Tuesday, October 28, 2008
Current Status of Bangla OCR | 29th OCtober, 2008
In the past few days I was feeling the urgency of writing about the current status of our research and development. Its quite long time (more than 40 days) since I post anything about the status of our Bangla OCR into the blog. In the last post I wrote about segmentation success and shown a color segmented image. After that we tried to combine everything and go for the 2nd release of Bangla OCR which will actually tesseract based Bangla OCR. Feeling the actual demand we plan to develop it in both Windows and Linux platform. Thanks goes to Joyonto da, Firoj alam and Murtoza who encourage me to think and move towards both platform. I would like to write that we have significant improvement in our development task. Shouro is dealing with the finishing task of the Ubuntu GUI. I have faced several difficulties regarding to the issues like: including tessnet2.dll, handling the buffer overrun problem, post processor adding etc and spend past two weeks on these.

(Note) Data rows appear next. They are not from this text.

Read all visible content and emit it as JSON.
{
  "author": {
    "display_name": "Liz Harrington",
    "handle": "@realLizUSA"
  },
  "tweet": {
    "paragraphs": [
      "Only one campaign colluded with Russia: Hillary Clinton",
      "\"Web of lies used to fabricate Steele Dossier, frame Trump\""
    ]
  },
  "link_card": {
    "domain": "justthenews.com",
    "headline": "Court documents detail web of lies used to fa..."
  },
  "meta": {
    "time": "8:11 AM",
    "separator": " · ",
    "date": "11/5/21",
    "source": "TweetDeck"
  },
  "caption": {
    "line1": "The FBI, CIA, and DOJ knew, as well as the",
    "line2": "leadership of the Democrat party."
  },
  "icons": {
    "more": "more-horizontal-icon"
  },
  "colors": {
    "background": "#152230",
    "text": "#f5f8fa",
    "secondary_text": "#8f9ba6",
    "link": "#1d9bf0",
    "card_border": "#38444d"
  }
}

I was depressed because of the problems of tessnet2.dll loading. At last Remi Thomas (developer of tesnet2.dll) ensure me that the problem (buffer overrun) that I was facing was on tesseract. So, I moved my focus back to the tesseract.exe and tried to include it with my windows application and run it as a hidden (background process). Now I am successful because I can see the output. Few things are yet to include in our application. Hope we can finish it soon and also release 2nd version of Bangla OCR.